De pronto Elleroth se adelantó, agarró el mentón del muchacho y le hizo levantar la cara para mirarle los ojos. El muchacho lanzó un chillido y trató de retroceder, soltando más palabras, que salían ahora desfiguradas, porque Elleroth le sujetaba la mandíbula.
—Pobre muchacho, señor, no te hará daño, el caballero no dañará a un pobre muchacho, que no tiene trabajo, que las ha pasado muy mal, que puede ser útil…
—¿Cuánto tiempo hace que llevas esta vida? —pregunto Elleroth con severidad.
El muchacho tartamudeó, esquivándole la mirada.
—No sé, señor, cuatro años, cinco años, no hago mal, señor, seis años tal vez, lo que tú digas…

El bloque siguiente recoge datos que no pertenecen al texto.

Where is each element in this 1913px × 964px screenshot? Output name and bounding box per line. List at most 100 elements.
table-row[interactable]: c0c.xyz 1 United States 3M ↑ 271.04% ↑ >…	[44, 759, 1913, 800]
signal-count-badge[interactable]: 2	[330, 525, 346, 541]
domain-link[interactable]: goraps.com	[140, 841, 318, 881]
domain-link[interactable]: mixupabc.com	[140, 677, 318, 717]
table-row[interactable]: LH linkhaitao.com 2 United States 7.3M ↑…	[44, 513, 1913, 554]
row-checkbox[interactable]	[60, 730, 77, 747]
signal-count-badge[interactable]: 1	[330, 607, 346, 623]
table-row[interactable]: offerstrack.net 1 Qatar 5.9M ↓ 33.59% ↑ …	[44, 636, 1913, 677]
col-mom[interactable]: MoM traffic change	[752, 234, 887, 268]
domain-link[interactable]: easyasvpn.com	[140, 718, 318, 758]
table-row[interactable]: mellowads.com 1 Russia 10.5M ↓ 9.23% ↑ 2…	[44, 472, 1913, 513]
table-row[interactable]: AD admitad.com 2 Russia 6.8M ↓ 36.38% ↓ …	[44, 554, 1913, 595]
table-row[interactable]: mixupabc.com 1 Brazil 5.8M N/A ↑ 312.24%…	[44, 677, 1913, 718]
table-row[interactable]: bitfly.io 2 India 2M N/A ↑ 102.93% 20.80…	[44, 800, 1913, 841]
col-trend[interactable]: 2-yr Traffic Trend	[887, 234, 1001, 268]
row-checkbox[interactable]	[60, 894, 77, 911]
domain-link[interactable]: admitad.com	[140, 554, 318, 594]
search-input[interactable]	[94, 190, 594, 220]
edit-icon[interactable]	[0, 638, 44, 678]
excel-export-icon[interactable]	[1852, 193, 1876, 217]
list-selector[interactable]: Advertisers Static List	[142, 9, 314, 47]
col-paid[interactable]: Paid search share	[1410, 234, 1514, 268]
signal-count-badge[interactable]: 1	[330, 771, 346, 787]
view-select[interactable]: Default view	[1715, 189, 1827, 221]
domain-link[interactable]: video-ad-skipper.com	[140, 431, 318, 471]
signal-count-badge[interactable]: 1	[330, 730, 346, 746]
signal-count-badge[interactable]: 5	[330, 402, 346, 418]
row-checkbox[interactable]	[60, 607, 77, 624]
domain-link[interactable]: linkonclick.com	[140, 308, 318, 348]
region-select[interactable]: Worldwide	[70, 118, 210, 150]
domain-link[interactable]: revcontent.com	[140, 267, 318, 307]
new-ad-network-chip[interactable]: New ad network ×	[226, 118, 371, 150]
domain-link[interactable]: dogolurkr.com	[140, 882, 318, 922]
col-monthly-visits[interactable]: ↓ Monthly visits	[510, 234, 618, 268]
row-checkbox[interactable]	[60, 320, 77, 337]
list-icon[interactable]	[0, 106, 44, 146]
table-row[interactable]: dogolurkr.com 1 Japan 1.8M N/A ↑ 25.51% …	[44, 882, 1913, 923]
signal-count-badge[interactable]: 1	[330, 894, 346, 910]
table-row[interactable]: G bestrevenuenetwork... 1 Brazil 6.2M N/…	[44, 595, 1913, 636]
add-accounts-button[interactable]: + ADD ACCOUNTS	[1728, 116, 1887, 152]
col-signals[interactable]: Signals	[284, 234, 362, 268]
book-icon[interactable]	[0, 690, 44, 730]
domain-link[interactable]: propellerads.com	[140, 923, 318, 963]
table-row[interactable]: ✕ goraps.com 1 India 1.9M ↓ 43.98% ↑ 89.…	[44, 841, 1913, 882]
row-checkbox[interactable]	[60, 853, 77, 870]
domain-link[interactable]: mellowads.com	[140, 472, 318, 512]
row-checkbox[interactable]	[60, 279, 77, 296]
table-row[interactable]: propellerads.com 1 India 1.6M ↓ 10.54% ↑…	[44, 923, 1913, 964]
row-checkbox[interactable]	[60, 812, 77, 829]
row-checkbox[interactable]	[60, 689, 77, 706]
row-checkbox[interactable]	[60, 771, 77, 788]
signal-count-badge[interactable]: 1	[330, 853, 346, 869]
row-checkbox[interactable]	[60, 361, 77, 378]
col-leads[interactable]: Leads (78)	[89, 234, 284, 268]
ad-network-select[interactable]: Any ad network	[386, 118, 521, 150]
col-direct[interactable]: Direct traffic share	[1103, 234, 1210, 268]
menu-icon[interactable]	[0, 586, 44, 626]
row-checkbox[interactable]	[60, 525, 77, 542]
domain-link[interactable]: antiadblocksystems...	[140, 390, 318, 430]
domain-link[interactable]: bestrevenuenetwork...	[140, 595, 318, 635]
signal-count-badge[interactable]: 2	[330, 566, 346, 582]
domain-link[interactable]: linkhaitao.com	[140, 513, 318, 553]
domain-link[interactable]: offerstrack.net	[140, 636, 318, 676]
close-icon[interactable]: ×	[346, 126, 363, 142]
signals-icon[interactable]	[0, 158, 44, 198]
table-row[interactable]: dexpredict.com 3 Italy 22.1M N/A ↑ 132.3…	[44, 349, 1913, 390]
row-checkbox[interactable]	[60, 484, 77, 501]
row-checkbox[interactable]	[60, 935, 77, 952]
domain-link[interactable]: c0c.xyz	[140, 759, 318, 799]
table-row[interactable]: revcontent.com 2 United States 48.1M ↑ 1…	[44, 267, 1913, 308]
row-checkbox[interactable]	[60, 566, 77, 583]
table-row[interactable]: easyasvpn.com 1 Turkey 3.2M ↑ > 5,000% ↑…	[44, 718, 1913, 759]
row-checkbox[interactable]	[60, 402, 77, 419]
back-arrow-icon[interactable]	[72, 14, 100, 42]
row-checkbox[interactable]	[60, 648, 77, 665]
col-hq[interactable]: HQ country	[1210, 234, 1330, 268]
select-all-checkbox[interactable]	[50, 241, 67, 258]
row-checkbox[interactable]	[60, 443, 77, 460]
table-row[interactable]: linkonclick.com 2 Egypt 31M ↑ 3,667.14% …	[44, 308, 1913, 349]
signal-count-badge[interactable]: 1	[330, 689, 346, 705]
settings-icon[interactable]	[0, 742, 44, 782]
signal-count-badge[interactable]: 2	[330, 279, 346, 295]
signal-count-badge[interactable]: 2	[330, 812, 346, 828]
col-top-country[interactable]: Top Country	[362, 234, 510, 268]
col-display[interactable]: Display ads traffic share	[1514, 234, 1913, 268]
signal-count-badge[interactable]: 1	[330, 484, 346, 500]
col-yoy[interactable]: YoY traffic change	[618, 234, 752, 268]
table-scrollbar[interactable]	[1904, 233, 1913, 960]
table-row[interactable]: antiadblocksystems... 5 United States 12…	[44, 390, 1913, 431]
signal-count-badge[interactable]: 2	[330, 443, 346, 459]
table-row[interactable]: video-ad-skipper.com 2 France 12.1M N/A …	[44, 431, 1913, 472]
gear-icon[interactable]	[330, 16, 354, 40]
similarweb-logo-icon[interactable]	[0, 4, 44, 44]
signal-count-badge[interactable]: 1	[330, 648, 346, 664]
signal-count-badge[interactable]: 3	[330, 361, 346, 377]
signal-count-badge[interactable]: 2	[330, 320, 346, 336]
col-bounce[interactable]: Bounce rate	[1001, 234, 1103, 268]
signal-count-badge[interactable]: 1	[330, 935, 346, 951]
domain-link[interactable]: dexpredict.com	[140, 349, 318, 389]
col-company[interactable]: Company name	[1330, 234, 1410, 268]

Elleroth, con la mano libre, levantó la manga del muchacho. Atado alrededor del antebrazo había una amplia banda de cuero y, debajo de ésta, la hoja de un hermoso cuchillo de mango de plata. Elleroth lo sacó y se lo tendió a Mollo.
—No te diste cuenta cuando te lo sacó, ¿verdad? Eso es lo malo de llevar el cuchillo en una vaina sobre la cadera. Vamos, no aúlles, muchacho, o haré que te azoten en el mercado…
—Pues yo haré que lo azoten, aúlle o no —interrumpió Mollo— vo…
—Un momento, querido amigo. —Elleroth, siempre sujetando el mentón del muchacho, le torció la cabeza a un lado y, con la otra mano, echó hacia atrás el pelo sucio. El lóbulo de la oreja tenía un agujero tan grande como una semilla de naranja. Elleroth tocó el agujero con el dedo y el muchacho empezó a llorar en silencio.
—¿Gensheld u arkon lowt tha? —dijo Elleroth, hablando en terekenalt, idioma que Mollo no conocía.
El muchacho, a quien las lágrimas no dejaban hablar, asintió con aire aporreado.
—¿Genshed varon, shu varón il pekeronta? —El muchacho asintió de nuevo.
—Oye —dijo Elleroth, volviendo a beklano— voy a darte un poco de dinero. Cuando lo haga, te insultaré y fingiré pegarte, porque si no lo hago centenares de mendigos saldrán como cuervos de todos los rincones del mercado. No digas nada, esconde el dinero y vete, ¿comprendes? ¡Maldición! —gritó, agarrando el hombro del muchacho y empujándolo—. ¡Fuera, no te me acerques! ¡Mendigos roñosos!… —se dio vuelta y se alejó, seguido por Mollo.
—Bueno, ¿qué demonios…? —empezó a decir Mollo. Se interrumpió—: ¿Qué pasa, Elleroth? No… no puedes estar llorando… ¿verdad?
—Mi querido Mollo, si no eres capaz de sentir el cuchillo que te sacan de una vaina que llevas en la cadera, ¿cómo pretendes observar sin errores la expresión de una cara tan tonta como la mía? Vamos a tomar un trago… me parece que no me vendría mal, y el sol se ha puesto fuerte ahora. Será agradable sentarse.